G. Diophantine Equation
time limit per test
3 seconds
memory limit per test
512 megabytes
input
standard input
output
standard output

Little A has obtained a Diophantine equation.

Given a sequence of positive integers $$$a_1, a_2, \cdots, a_n$$$ of length $$$n$$$ and a fixed value $$$t$$$, determine a sequence of non-negative integers $$$x_1, x_2, \cdots, x_n$$$ of length $$$n$$$ such that for all $$$0 \leq j \lt n$$$, the following congruence holds:

$$$$$$ \sum_{i=1}^n a_i^j \times x_i \equiv t^j \pmod{998244353}. $$$$$$

Output the sequence $$$x_1, x_2, \cdots, x_n$$$. Note that for each $$$i = 1, 2, \cdots, n$$$, the value $$$x_i$$$ must satisfy $$$0 \leq x_i \lt 998244353$$$.

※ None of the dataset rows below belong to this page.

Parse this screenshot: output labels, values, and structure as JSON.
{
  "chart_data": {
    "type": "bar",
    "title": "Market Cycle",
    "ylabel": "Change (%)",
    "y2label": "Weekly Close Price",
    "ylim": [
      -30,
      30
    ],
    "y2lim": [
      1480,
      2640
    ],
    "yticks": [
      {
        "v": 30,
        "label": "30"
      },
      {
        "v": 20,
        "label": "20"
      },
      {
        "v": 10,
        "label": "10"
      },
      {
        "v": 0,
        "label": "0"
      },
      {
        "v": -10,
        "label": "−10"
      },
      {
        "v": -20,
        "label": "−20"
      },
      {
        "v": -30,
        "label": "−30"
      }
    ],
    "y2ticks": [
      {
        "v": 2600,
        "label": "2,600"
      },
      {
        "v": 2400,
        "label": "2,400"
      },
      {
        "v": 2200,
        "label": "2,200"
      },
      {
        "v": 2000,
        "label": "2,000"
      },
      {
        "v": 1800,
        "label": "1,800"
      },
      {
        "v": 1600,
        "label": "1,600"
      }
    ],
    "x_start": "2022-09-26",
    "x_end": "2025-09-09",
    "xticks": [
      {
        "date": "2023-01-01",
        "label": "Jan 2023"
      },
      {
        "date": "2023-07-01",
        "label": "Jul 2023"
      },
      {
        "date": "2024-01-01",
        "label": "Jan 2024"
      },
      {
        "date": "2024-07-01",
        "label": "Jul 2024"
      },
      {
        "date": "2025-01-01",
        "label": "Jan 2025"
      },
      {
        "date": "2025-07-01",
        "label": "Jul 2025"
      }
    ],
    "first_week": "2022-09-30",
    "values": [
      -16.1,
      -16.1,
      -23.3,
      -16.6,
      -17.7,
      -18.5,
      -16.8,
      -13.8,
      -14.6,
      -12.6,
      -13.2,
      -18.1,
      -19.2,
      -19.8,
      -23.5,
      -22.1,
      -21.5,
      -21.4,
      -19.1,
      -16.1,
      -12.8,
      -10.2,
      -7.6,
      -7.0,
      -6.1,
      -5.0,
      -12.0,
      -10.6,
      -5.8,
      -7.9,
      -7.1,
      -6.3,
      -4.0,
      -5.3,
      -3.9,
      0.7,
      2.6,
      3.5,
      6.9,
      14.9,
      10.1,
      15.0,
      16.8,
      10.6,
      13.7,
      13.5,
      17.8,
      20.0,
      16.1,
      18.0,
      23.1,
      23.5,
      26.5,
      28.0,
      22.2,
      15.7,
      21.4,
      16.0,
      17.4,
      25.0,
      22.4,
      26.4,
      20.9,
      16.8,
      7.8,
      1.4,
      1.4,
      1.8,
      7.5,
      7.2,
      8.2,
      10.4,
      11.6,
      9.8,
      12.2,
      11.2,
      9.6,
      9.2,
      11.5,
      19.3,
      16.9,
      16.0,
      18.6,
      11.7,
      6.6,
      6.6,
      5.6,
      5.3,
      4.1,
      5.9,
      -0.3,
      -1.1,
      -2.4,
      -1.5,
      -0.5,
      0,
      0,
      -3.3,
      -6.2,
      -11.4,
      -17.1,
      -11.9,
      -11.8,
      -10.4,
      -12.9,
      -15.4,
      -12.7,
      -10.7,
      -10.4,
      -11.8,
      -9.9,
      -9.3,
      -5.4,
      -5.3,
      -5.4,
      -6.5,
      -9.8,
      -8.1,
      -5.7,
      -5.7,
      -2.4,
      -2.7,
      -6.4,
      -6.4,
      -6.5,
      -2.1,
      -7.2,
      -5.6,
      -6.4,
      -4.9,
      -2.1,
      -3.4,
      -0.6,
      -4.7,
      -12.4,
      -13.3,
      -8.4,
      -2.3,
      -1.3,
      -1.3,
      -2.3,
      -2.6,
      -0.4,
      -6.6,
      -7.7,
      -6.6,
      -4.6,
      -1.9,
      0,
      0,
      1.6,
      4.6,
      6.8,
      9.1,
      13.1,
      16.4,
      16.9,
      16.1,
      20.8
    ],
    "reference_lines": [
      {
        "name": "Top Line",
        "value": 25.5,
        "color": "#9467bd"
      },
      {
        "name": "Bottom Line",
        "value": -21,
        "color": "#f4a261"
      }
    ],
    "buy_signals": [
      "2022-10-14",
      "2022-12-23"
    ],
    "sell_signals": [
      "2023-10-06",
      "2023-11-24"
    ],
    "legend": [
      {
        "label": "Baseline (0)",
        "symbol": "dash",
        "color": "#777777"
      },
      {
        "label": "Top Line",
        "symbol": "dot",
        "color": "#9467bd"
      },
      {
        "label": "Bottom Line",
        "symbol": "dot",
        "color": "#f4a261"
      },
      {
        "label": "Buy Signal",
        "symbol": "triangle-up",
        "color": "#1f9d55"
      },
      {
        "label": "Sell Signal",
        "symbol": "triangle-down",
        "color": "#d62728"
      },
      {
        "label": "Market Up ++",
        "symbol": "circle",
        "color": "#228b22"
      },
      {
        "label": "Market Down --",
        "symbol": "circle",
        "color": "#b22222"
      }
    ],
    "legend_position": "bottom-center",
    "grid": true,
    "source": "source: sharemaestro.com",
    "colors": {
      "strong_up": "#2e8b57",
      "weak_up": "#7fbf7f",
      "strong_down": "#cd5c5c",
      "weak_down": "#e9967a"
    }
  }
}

The data guarantees that the solution is unique.

Input

The first line contains two positive integers $$$n, t$$$ $$$(1 \leq n \leq 5 \times 10^4, 1 \leq t \lt 998244353)$$$.

The second line contains $$$n$$$ positive integers, representing $$$a_1, a_2, \ldots, a_n$$$ in order $$$(1 \leq a_i \lt 998244353)$$$.

Output

Output one line containing $$$n$$$ non-negative integers representing $$$x_1, x_2, \cdots, x_n$$$. Note that for each $$$i = 1, 2, \cdots, n$$$, the value $$$x_i$$$ must satisfy $$$0 \leq x_i \lt 998244353$$$.

The solution is guaranteed to be unique.

Example
Input
2 3
1 2
Output
998244352 2